What is access control and what are the major types of access control in information security?
Access control is a cybersecurity concept that regulates and controls who can access what resources in computing environment. It is one of the most important and fundamental concepts in information security that minimizes risks to businesses and organizational assets. Furthermore, it dictates who is allowed to access and entitled to use organizational assets and resources. Companies employ identification, authentication, authorization and accountability (IAAA) scheme to enforce access control policies on subjects and objects.
- Identification: the process of a subject asserting an identity before gaining access to resources
- Authentication: the process of proving the asserted identity that a subject accomplished by providing some information that they are control of and possess.
- Authorization: specifies access rights and privileges subjects should have before gaining access to resources to determine whether the subject should be granted access to resources or not.
- Accountability: make the subject accountable to their actions on the resources
There are two main types of access controls namely physical access control and logical access control.
- Physical access controls: ensures that only authorized entities have access to the restricted area. And the primary purpose of physical access controls do not impact the safety of people in the facility. Physical access controls should be designed in such a way that it does not affect the emergency evacuations. Physical access controls fall into one of the three security control categories; Administrative, technical and operational.

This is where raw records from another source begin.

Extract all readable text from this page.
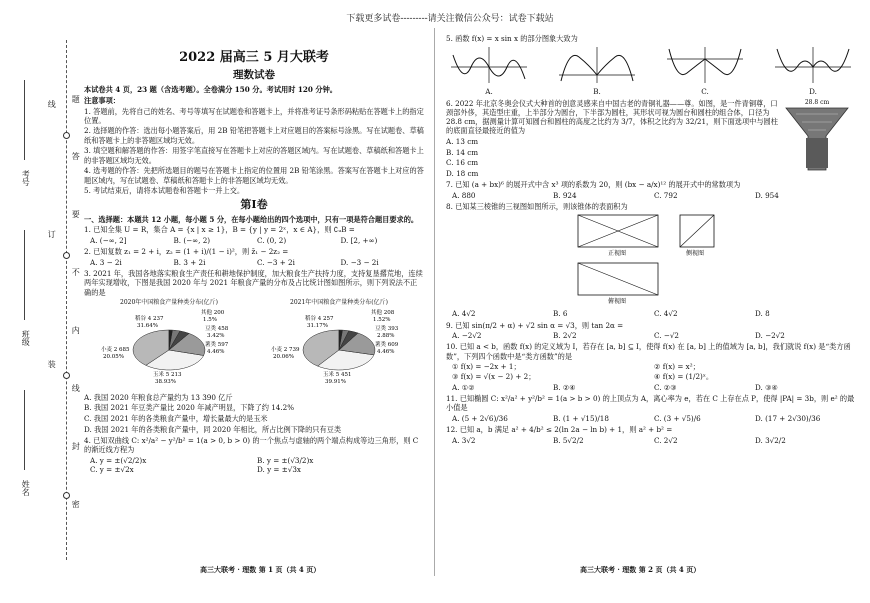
下载更多试卷---------请关注微信公众号：试卷下载站
姓名
班级
考号
题
答
要
不
内
线
封
密
线
订
装
2022 届高三 5 月大联考
理数试卷

本试卷共 4 页，23 题（含选考题）。全卷满分 150 分。考试用时 120 分钟。

注意事项：

1. 答题前，先将自己的姓名、考号等填写在试题卷和答题卡上，并将准考证号条形码粘贴在答题卡上的指定位置。

2. 选择题的作答：选出每小题答案后，用 2B 铅笔把答题卡上对应题目的答案标号涂黑。写在试题卷、草稿纸和答题卡上的非答题区域均无效。

3. 填空题和解答题的作答：用签字笔直接写在答题卡上对应的答题区域内。写在试题卷、草稿纸和答题卡上的非答题区域均无效。

4. 选考题的作答：先把所选题目的题号在答题卡上指定的位置用 2B 铅笔涂黑。答案写在答题卡上对应的答题区域内，写在试题卷、草稿纸和答题卡上的非答题区域均无效。

5. 考试结束后，请将本试题卷和答题卡一并上交。

第Ⅰ卷

一、选择题：本题共 12 小题，每小题 5 分，在每小题给出的四个选项中，只有一项是符合题目要求的。

1. 已知全集 U = R，集合 A = {x | x ≥ 1}，B = {y | y = 2ˣ，x ∈ A}，则 ∁ᵤB =

A. (−∞, 2]	B. (−∞, 2)	C. (0, 2)	D. [2, +∞)

2. 已知复数 z₁ = 2 + i，z₂ = (1 + i)/(1 − i)²，则 z̄₁ − 2z₂ =

A. 3 − 2i	B. 3 + 2i	C. −3 + 2i	D. −3 − 2i

3. 2021 年，我国各地落实粮食生产责任和耕地保护制度，加大粮食生产扶持力度，支持复垦撂荒地，连续两年实现增收，下图是我国 2020 年与 2021 年粮食产量的分布及占比统计图如图所示，则下列说法不正确的是

2020年中国粮食产量种类分布(亿斤)
稻谷 4 237
31.64%
小麦 2 685
20.05%
玉米 5 213
38.93%
其他 200
1.5%
豆类 458
3.42%
薯类 597
4.46%
2021年中国粮食产量种类分布(亿斤)
稻谷 4 257
31.17%
小麦 2 739
20.06%
玉米 5 451
39.91%
其他 208
1.52%
豆类 393
2.88%
薯类 609
4.46%

A. 我国 2020 年粮食总产量约为 13 390 亿斤

B. 我国 2021 年豆类产量比 2020 年减产明显，下降了约 14.2%

C. 我国 2021 年的各类粮食产量中，增长量最大的是玉米

D. 我国 2021 年的各类粮食产量中，同 2020 年相比，所占比例下降的只有豆类

4. 已知双曲线 C: x²/a² − y²/b² = 1(a > 0, b > 0) 的一个焦点与虚轴的两个端点构成等边三角形，则 C 的渐近线方程为

A. y = ±(√2/2)x	B. y = ±(√3/2)x
C. y = ±√2x	D. y = ±√3x
高三大联考 · 理数 第 1 页（共 4 页）

5. 函数 f(x) = x sin x 的部分图象大致为

A.	B.	C.	D.

6. 2022 年北京冬奥会仪式大种首的创意灵感来自中国古老的青铜礼器——尊。如图，是一件青铜尊，口颈部外侈，其造型庄重，上半部分为圆台，下半部为圆柱，其形状可视为圆台和圆柱的组合体，口径为 28.8 cm，据测量计算可知圆台和圆柱的高度之比约为 3/7，体积之比约为 32/21，则下面选项中与圆柱的底面直径最接近的值为

A. 13 cm

B. 14 cm

C. 16 cm

D. 18 cm

28.8 cm

7. 已知 (a + bx)⁶ 的展开式中含 x³ 项的系数为 20，则 (bx − a/x)¹² 的展开式中的常数项为

A. 880	B. 924	C. 792	D. 954

8. 已知某三棱锥的三视图如图所示，则该锥体的表面积为

正视图	侧视图
俯视图
A. 4√2	B. 6	C. 4√2	D. 8

9. 已知 sin(π/2 + α) + √2 sin α = √3，则 tan 2α =

A. −2√2	B. 2√2	C. −√2	D. −2√2

10. 已知 a < b，函数 f(x) 的定义域为 I，若存在 [a, b] ⊆ I，使得 f(x) 在 [a, b] 上的值域为 [a, b]，我们就说 f(x) 是“类方函数”，下列四个函数中是“类方函数”的是

① f(x) = −2x + 1；	② f(x) = x²；
③ f(x) = √(x − 2) + 2；	④ f(x) = (1/2)ˣ。
A. ①②	B. ②④	C. ②③	D. ③④

11. 已知椭圆 C: x²/a² + y²/b² = 1(a > b > 0) 的上顶点为 A，离心率为 e，若在 C 上存在点 P，使得 |PA| = 3b，则 e² 的最小值是

A. (5 + 2√6)/36	B. (1 + √15)/18	C. (3 + √5)/6	D. (17 + 2√30)/36

12. 已知 a，b 满足 a² + 4/b² ≤ 2(ln 2a − ln b) + 1，则 a² + b² =

A. 3√2	B. 5√2/2	C. 2√2	D. 3√2/2
高三大联考 · 理数 第 2 页（共 4 页）
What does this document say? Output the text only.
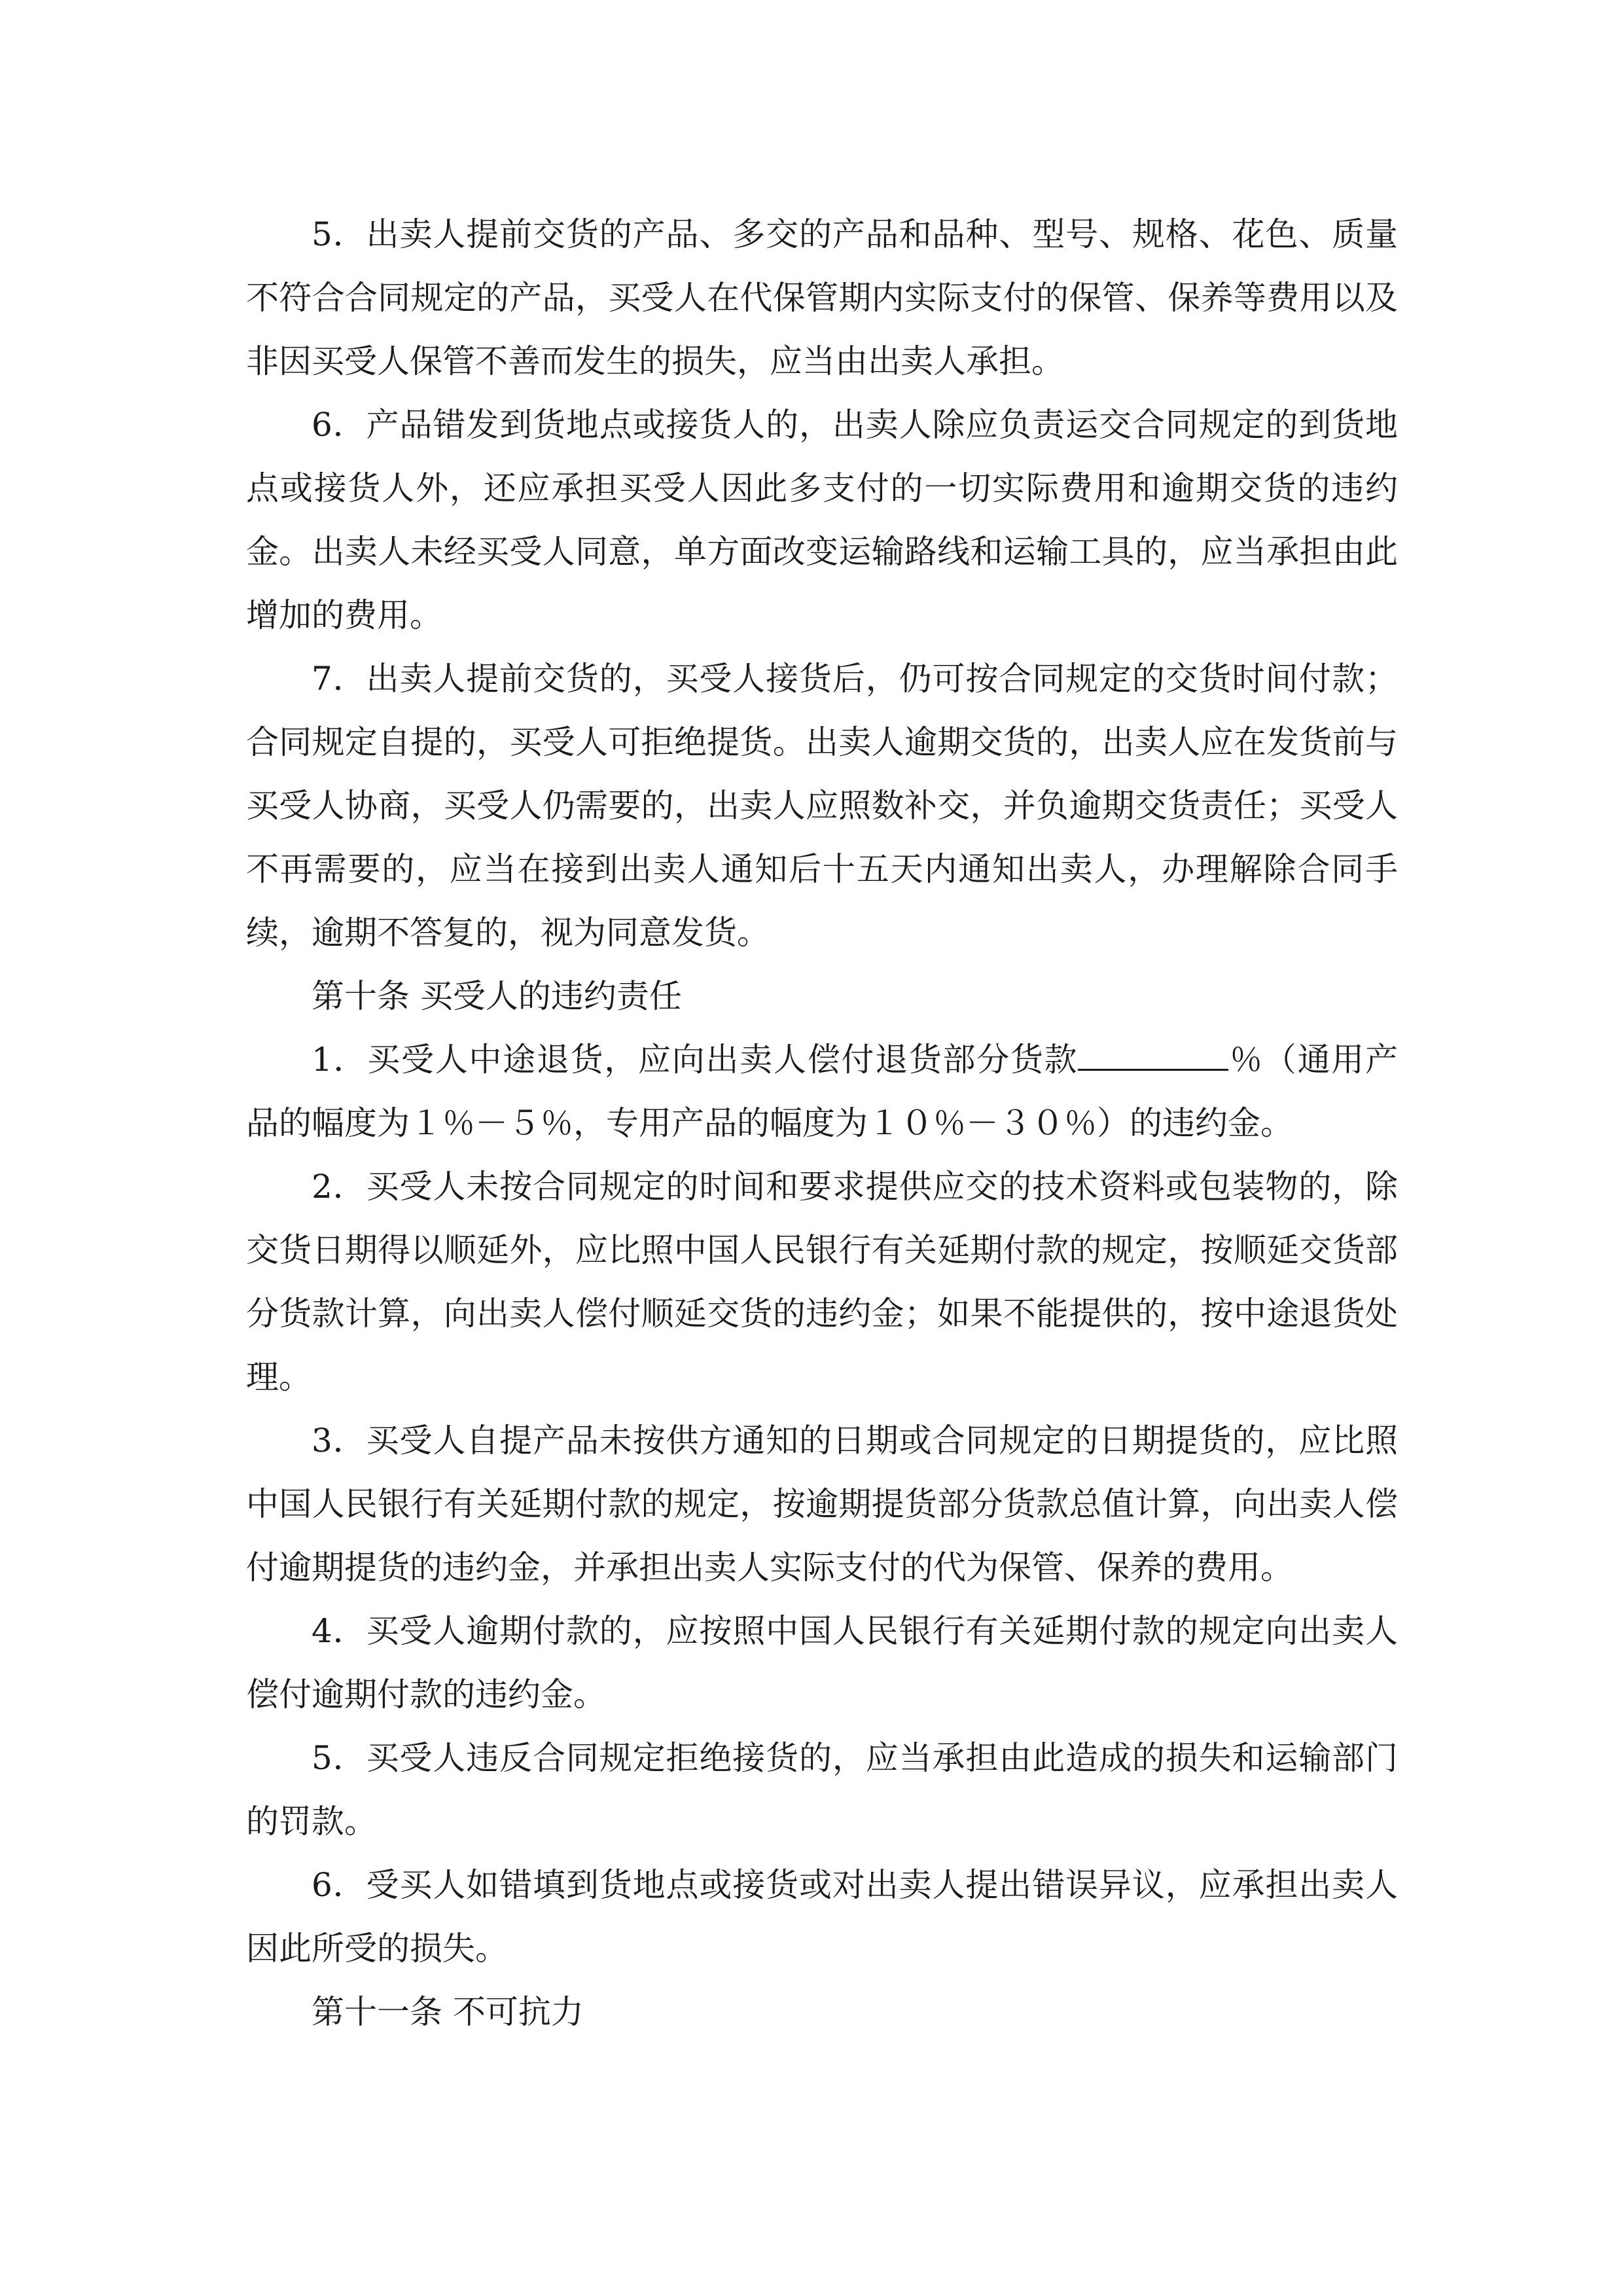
5．出卖人提前交货的产品、多交的产品和品种、型号、规格、花色、质量不符合合同规定的产品，买受人在代保管期内实际支付的保管、保养等费用以及非因买受人保管不善而发生的损失，应当由出卖人承担。

6．产品错发到货地点或接货人的，出卖人除应负责运交合同规定的到货地点或接货人外，还应承担买受人因此多支付的一切实际费用和逾期交货的违约金。出卖人未经买受人同意，单方面改变运输路线和运输工具的，应当承担由此增加的费用。

7．出卖人提前交货的，买受人接货后，仍可按合同规定的交货时间付款；合同规定自提的，买受人可拒绝提货。出卖人逾期交货的，出卖人应在发货前与买受人协商，买受人仍需要的，出卖人应照数补交，并负逾期交货责任；买受人不再需要的，应当在接到出卖人通知后十五天内通知出卖人，办理解除合同手续，逾期不答复的，视为同意发货。

第十条 买受人的违约责任

1．买受人中途退货，应向出卖人偿付退货部分货款	％（通用产品的幅度为１％－５％，专用产品的幅度为１０％－３０％）的违约金。

2．买受人未按合同规定的时间和要求提供应交的技术资料或包装物的，除交货日期得以顺延外，应比照中国人民银行有关延期付款的规定，按顺延交货部分货款计算，向出卖人偿付顺延交货的违约金；如果不能提供的，按中途退货处理。

3．买受人自提产品未按供方通知的日期或合同规定的日期提货的，应比照中国人民银行有关延期付款的规定，按逾期提货部分货款总值计算，向出卖人偿付逾期提货的违约金，并承担出卖人实际支付的代为保管、保养的费用。

4．买受人逾期付款的，应按照中国人民银行有关延期付款的规定向出卖人偿付逾期付款的违约金。

5．买受人违反合同规定拒绝接货的，应当承担由此造成的损失和运输部门的罚款。

6．受买人如错填到货地点或接货或对出卖人提出错误异议，应承担出卖人因此所受的损失。

第十一条 不可抗力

- Logical access controls: technical security controls used to protect access to information, systems, devices, and applications in an organization. It includes authentication, authorization and permissions granted to subjects. And it helps to prevent unauthorized access to organizational data and security configuration settings of systems and devices.
Access control models provide mechanisms of identifying subjects and objects and establishes relationships between the subjects and objects to determine authorization services. It identifies subjects by verifying various login credentials such as usernames, passwords, biometrics scans and security tokens before granting them access to objects or resources. Moreover, the subject can be a user, process or program, and an object is whatever the subject is attempting to gain access to, like a file, system, database, application, facility, devices or network resource.
The relationships between objects and subjects play significant role in access control systems. Besides, access control systems enforce control on subjects that access objects. And organizations employ the subject and object duality to maintain fundamental security objectives of data, which are confidentiality, integrity, availability, nonrepudiation and authenticity. Furthermore, controlling access to objects requires the ability to identify and validate the subjects requesting access and to hold them responsible for their actions.
Types of access control models include the following:
- Role Based Access Control (RBAC): Access control model that is based on functional roles that subjects are assigned within an organization. In Role Based Access Controls, access rules are defined after the organizational structure is established.
- Rule Based Access Control (RuBAC): Access control model that is based on a list of predefined security rules. And the security rules determine what access shall be granted to subjects.
- Mandatory Access Control (MAC): common in military institutions and establishes stringent security policies on subjects and the objects they will get access such as data, resources and systems.
- Discretionary Access Control (DAC): allows the data owner to decide access to objects by assigning access rights to each subject
- Attribute Based Access Control (ABAC): a dynamic and context-based access control that defines access depending on security policies that should be granted to subjects.